Understanding this metric helps economists, policymakers, and investors make informed decisions about economic conditions and future trends. The interactive chart above allows you to explore historical patterns and identify key trends over time.
About This Dataset
This metric measures how many domestic banks are tightening lending standards due to economic uncertainty. It reflects bank sentiment and potential credit market constraints.
Methodology
Survey-based data collected from bank lending officers reporting their credit standards.
Historical Context
Used by Federal Reserve to monitor banking sector risk and potential economic contraction.
Key Facts
- Indicates potential credit market tightening
- Reflects bank risk perception
- Leading indicator of economic conditions
FAQs
Q: What does this metric indicate about bank lending?
A: It shows how many banks are restricting credit due to economic concerns.
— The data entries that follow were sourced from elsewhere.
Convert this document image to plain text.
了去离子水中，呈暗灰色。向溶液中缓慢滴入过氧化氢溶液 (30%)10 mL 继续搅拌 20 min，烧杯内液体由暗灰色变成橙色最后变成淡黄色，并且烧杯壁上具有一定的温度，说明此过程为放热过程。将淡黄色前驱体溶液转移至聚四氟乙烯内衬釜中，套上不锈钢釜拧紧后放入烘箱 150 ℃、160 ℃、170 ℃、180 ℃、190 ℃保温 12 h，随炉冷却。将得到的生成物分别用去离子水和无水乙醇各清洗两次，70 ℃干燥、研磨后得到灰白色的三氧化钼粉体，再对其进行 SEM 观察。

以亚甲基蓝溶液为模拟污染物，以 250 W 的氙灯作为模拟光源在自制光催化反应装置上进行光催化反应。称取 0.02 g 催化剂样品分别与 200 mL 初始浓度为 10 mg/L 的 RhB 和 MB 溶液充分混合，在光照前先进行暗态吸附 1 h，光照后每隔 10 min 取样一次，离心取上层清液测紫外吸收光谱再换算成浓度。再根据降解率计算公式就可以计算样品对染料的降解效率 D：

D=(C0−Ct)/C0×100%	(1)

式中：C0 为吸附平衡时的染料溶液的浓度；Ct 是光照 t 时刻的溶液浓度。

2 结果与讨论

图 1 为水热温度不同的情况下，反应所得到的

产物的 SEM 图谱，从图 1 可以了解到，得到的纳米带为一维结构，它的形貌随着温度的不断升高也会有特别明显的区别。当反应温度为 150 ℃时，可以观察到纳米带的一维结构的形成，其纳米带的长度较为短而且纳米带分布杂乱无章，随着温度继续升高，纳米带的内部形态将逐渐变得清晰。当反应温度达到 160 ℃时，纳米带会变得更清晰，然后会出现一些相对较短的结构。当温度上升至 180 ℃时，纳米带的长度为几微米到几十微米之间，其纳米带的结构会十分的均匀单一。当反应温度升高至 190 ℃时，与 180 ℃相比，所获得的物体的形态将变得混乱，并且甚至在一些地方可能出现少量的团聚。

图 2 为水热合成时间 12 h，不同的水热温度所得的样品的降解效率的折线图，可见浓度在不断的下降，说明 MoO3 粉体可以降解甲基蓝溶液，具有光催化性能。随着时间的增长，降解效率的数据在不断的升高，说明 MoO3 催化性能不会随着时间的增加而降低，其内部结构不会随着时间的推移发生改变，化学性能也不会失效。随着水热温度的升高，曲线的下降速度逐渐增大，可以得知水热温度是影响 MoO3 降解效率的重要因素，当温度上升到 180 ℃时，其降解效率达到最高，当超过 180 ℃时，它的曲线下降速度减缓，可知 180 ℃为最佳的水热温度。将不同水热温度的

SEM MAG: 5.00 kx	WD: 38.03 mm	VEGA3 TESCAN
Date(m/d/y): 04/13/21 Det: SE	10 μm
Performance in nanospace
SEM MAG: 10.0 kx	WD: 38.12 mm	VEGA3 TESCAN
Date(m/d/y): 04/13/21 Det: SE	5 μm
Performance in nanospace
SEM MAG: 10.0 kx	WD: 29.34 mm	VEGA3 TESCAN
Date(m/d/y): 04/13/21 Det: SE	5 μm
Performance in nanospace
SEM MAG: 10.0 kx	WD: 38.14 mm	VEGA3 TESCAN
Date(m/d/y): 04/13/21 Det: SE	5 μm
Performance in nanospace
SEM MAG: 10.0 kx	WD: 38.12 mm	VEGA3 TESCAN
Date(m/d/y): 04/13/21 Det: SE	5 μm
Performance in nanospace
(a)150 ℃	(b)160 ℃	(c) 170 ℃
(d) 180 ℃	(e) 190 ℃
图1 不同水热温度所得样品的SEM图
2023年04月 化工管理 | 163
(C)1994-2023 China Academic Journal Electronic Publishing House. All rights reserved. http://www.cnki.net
Higher numbers suggest increased caution in lending.
Q: How often is this data updated?
A: Typically updated quarterly as part of the Federal Reserve's bank lending survey.
Q: Why do banks tighten lending standards?
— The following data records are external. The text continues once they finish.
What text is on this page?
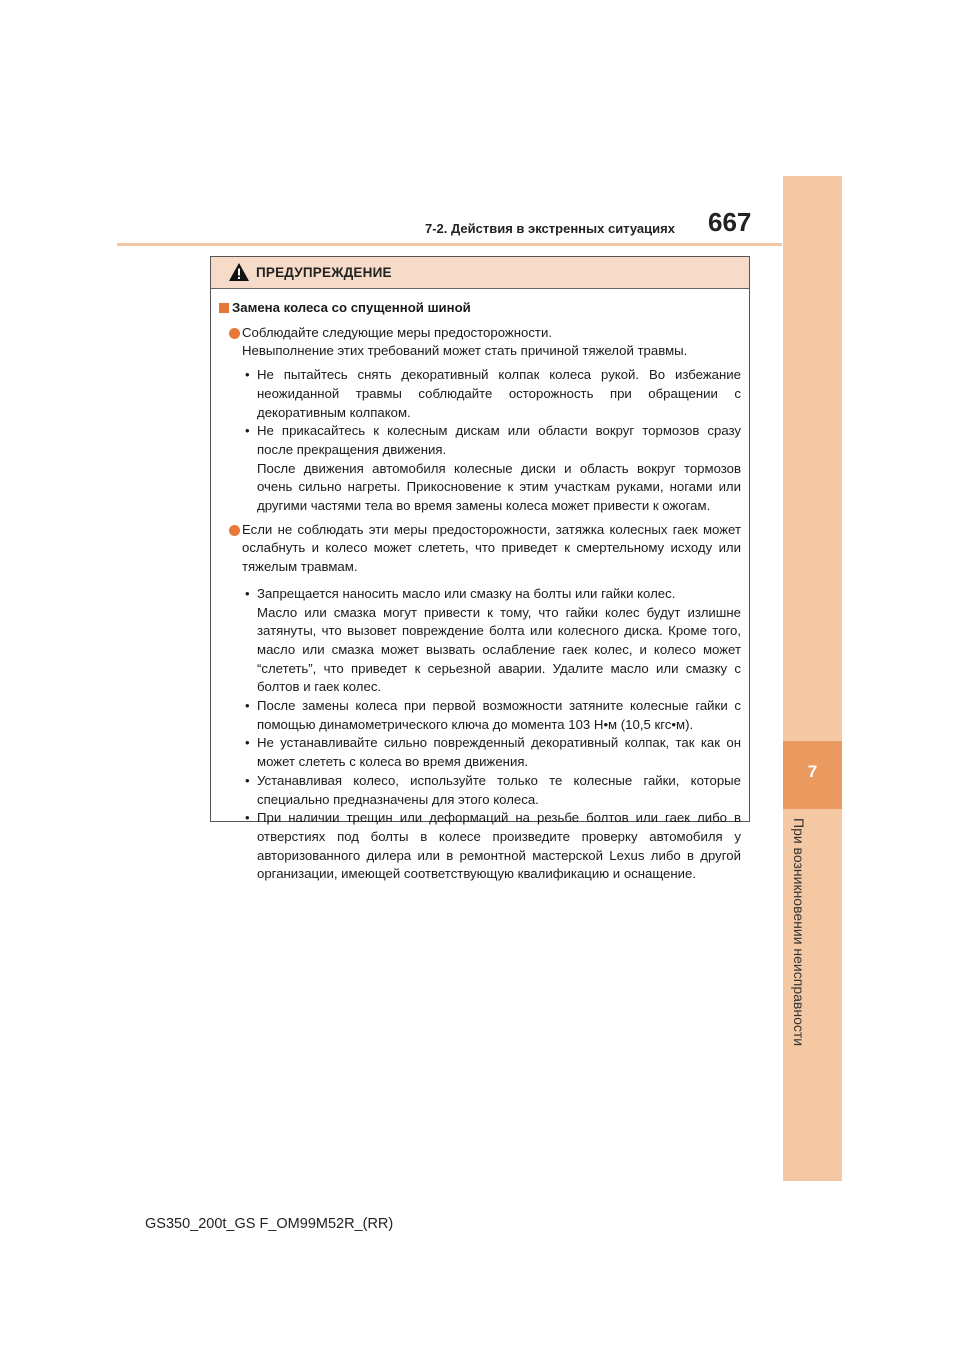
7-2. Действия в экстренных ситуациях 667
7
При возникновении неисправности
ПРЕДУПРЕЖДЕНИЕ
Замена колеса со спущенной шиной

Соблюдайте следующие меры предосторожности.

Невыполнение этих требований может стать причиной тяжелой травмы.

• Не пытайтесь снять декоративный колпак колеса рукой. Во избежание неожиданной травмы соблюдайте осторожность при обращении с декоративным колпаком.

• Не прикасайтесь к колесным дискам или области вокруг тормозов сразу после прекращения движения.

После движения автомобиля колесные диски и область вокруг тормозов очень сильно нагреты. Прикосновение к этим участкам руками, ногами или другими частями тела во время замены колеса может привести к ожогам.

Если не соблюдать эти меры предосторожности, затяжка колесных гаек может ослабнуть и колесо может слететь, что приведет к смертельному исходу или тяжелым травмам.

• Запрещается наносить масло или смазку на болты или гайки колес.

Масло или смазка могут привести к тому, что гайки колес будут излишне затянуты, что вызовет повреждение болта или колесного диска. Кроме того, масло или смазка может вызвать ослабление гаек колес, и колесо может “слететь”, что приведет к серьезной аварии. Удалите масло или смазку с болтов и гаек колес.

• После замены колеса при первой возможности затяните колесные гайки с помощью динамометрического ключа до момента 103 Н•м (10,5 кгс•м).

• Не устанавливайте сильно поврежденный декоративный колпак, так как он может слететь с колеса во время движения.

• Устанавливая колесо, используйте только те колесные гайки, которые специально предназначены для этого колеса.

• При наличии трещин или деформаций на резьбе болтов или гаек либо в отверстиях под болты в колесе произведите проверку автомобиля у авторизованного дилера или в ремонтной мастерской Lexus либо в другой организации, имеющей соответствующую квалификацию и оснащение.

GS350_200t_GS F_OM99M52R_(RR)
A: Banks restrict lending when they perceive increased economic risks or potential market instability.
Q: How does this impact businesses and consumers?
A: Tighter lending standards can make it harder to obtain loans, potentially slowing economic growth.
Q: What are the limitations of this metric?
A: It represents a snapshot of bank sentiment and may not predict exact future lending behavior.
Related Trends
Number of Other Domestic Banks That Tightened and Reported That Less Aggressive Competition From Other Banks or Nonbank Lenders Was a Somewhat Important Reason
SUBLPDCIRTASOTHNQ
Number of Large Domestic Banks That Tightened and Reported That Increased Concerns About the Effects of Legislative Changes, Supervisory Actions, or Changes in Accounting Standards Was a Somewhat Important Reason
SUBLPDCIRTESLGNQ
Net Percentage of Other Domestic Banks Increasing Premiums Charged on Riskier Loans for Large and Middle-Market Firms
SUBLPDCILTROTHNQ
Net Percentage of Large Domestic Banks Reducing the Maximum Size of Consumer Loans Excluding Credit Card and Auto Loans
SUBLPDCLXTMLGNQ
Net Percentage of Large Domestic Banks Tightening Standards for Qualified Mortgage Non-Jumbo, Non-GSE-Eligible Mortgage Loans
SUBLPDHMSQLGNQ
Net Percentage of Other Domestic Banks Reducing Credit Limits on Credit Card Loans
SUBLPDCLCTCOTHNQ
Citation
U.S. Federal Reserve, Number of Domestic Banks That Tightened and Reported That Less Favorable Economic Outlook Was a Somewhat Important Reason (SUBLPDCIRTOSNQ), retrieved from FRED.